Alleviation of CCl4-induced cirrhosis in rats by tetramethylpyrazine is associated with downregulation of leptin and TGF-beta1 pathway.

This study was conducted to investigate the effect of tetramethylpyrazine (TMP) on CCl(4)-induced fibrosis in rats and the possible roles of leptin, TGF-beta1, Smad3, and Smad7 in this process. Liver fibrosis in rats was induced by the subcutaneous injection of 60% CCl(4) (0.3 mL /100 g body weight, biweekly ) for 12 weeks. Rats in TMP prevention and treatment groups were given TMP (10 mg /100 g body weight, daily) by gavage from days 1 and 31 after the start of CCl(4) injection, respectively. The mRNA expression of leptin, OB-Rb, TGF-beta1, and TGF-beta RII in the liver were detected by RT-PCR, whereas Smad3 and Smad7 protein were determined by Western blot. The results showed that hepatic cirrhosis was obviously alleviated in both TMP prevention and treatment groups. The mRNA expression of leptin, OB-Rb, TGF-beta1 and -beta RII, and Smad3 protein were higher in the cirrhotic models.

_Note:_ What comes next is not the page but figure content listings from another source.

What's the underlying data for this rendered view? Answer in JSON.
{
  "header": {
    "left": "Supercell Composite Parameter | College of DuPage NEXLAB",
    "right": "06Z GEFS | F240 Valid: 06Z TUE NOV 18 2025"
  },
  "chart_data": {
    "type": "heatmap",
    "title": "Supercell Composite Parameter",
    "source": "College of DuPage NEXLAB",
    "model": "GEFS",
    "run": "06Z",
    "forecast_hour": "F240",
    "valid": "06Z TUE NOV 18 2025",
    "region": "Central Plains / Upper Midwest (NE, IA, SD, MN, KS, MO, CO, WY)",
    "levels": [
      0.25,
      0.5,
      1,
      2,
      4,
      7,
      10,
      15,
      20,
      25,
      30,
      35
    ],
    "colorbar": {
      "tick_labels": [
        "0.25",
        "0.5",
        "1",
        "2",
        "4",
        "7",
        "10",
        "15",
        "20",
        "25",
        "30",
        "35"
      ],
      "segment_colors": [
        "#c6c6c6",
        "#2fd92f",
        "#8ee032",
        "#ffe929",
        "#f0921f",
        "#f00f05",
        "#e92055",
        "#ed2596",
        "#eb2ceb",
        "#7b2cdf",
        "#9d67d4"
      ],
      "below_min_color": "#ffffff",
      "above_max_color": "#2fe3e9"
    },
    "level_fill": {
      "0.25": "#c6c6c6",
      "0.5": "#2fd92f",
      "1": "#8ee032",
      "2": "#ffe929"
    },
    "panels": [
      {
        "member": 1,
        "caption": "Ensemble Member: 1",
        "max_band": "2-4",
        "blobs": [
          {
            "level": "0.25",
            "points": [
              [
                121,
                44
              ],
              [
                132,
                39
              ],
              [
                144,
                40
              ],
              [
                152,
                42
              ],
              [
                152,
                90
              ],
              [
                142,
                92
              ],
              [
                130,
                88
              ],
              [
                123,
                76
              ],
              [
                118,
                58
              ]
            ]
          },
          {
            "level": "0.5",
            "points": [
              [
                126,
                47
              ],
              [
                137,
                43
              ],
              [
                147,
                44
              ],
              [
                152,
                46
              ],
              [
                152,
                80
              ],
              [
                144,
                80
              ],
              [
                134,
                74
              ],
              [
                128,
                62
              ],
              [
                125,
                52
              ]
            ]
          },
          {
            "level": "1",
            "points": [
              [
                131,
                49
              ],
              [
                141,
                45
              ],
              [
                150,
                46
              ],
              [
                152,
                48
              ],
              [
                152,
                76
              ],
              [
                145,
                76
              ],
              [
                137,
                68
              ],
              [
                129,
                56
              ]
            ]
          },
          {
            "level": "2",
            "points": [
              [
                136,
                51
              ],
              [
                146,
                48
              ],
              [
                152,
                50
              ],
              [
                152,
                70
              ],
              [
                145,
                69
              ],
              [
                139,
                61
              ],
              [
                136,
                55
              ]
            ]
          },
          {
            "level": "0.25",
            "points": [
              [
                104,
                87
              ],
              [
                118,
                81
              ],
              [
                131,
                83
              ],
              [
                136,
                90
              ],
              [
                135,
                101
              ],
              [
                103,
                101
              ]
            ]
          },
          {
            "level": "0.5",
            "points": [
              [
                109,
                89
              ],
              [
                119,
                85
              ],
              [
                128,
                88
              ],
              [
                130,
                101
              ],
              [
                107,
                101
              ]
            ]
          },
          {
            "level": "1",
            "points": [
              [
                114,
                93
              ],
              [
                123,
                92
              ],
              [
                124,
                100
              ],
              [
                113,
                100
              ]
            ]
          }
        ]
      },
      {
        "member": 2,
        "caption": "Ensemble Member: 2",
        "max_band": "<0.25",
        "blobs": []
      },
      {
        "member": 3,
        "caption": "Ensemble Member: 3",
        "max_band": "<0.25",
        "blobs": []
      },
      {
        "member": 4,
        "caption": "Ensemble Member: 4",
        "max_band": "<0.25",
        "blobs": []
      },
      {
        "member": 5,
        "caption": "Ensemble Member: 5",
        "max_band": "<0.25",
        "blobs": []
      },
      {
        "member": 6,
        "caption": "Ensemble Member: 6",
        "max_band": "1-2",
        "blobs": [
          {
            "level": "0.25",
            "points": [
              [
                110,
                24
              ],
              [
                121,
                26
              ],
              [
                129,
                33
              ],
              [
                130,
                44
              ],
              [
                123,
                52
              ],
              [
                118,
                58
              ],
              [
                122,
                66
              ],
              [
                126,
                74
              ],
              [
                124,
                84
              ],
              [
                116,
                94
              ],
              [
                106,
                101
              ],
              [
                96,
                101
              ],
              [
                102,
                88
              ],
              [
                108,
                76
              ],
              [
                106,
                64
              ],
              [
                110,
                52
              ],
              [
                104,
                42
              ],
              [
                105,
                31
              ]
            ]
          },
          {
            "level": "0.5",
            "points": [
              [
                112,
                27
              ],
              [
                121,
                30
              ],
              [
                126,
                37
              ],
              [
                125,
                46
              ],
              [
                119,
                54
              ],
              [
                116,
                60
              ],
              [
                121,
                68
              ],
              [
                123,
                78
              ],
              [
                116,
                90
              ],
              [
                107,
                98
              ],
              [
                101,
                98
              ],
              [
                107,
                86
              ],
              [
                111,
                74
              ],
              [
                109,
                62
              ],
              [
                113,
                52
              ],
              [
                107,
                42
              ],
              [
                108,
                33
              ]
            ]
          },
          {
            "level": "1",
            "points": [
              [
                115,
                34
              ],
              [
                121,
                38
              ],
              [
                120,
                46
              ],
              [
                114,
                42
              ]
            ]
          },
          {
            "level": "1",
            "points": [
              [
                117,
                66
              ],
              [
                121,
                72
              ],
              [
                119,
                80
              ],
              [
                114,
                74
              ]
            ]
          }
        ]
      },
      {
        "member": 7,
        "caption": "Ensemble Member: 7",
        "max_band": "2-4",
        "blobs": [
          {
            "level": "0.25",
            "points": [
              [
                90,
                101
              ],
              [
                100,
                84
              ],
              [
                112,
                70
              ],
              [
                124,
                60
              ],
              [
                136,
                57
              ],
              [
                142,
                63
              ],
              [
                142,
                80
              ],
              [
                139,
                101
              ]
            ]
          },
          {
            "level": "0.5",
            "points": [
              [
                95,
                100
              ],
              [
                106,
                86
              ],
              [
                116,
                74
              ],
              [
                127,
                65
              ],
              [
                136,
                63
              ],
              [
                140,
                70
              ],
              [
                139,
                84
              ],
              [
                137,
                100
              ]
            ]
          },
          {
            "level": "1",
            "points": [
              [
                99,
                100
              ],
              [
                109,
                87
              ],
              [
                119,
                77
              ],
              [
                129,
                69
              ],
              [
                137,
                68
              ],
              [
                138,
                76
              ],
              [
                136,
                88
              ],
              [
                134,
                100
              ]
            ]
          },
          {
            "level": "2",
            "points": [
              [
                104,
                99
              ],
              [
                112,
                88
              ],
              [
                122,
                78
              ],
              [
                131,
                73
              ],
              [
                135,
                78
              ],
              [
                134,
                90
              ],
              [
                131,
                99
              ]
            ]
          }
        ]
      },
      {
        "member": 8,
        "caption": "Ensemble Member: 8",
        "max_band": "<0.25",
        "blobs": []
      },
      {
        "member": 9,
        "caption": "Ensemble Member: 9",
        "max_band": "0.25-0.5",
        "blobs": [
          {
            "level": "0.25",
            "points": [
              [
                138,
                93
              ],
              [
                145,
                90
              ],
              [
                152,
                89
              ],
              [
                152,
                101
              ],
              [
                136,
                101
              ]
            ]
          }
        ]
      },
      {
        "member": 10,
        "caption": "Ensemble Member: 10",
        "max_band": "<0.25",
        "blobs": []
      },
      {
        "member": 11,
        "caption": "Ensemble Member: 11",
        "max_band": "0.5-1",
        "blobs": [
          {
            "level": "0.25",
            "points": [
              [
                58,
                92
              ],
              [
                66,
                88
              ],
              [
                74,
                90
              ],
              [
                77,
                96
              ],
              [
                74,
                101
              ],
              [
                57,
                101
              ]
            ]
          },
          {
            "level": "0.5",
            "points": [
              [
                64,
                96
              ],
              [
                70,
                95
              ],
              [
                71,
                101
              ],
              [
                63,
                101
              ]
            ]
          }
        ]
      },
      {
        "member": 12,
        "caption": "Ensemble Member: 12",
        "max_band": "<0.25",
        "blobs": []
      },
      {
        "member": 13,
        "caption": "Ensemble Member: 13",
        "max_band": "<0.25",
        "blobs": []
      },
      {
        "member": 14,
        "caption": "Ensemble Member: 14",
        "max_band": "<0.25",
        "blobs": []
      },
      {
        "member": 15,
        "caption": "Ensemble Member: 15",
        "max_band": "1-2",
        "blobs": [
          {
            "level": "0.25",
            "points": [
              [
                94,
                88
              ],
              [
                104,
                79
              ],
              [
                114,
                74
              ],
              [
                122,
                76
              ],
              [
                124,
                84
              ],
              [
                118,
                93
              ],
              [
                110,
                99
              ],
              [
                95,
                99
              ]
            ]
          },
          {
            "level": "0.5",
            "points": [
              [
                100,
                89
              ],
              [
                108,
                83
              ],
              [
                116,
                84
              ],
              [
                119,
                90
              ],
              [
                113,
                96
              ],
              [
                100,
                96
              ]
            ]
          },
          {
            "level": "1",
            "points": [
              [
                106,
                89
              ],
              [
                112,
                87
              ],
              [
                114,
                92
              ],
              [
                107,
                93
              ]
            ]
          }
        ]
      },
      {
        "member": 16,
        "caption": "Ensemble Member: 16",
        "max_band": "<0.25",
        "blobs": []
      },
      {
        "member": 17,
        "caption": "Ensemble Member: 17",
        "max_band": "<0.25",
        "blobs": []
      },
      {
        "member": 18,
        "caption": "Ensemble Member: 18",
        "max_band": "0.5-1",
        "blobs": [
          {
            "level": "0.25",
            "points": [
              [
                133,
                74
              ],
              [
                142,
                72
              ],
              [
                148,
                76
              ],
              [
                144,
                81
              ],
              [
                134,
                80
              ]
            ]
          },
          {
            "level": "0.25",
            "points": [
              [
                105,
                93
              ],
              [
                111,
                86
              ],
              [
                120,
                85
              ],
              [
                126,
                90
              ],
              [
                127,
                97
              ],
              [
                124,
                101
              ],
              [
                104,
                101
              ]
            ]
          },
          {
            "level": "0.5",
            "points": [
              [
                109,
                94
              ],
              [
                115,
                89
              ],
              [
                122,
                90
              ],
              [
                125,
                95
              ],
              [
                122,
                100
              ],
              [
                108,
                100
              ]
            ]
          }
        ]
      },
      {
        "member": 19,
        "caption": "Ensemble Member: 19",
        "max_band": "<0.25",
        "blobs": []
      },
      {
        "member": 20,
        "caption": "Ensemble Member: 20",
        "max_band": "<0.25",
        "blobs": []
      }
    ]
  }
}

In TMP prevention and treatment groups, these markers of expression were higher, compared with that of the normal control, but were lower when compared with that of the cirrhotic model group. Smad7 protein expression was lower in the cirrhotic model group than in the normal control. Smad7 expression in TMP prevention and treatment groups was higher, compared with that in the cirrhotic model group. Liver collagen in the TMP prevention group was the lowest among all CCl(4) injection groups. In conclusion, TMP can prevent and alleviate the development of liver fibrosis in rats. The possible mechanism could involve the downregulation of leptin, Ob-Rb, TGF-beta1, TGF-beta RII, and Samd3, and upregulation of Smad7.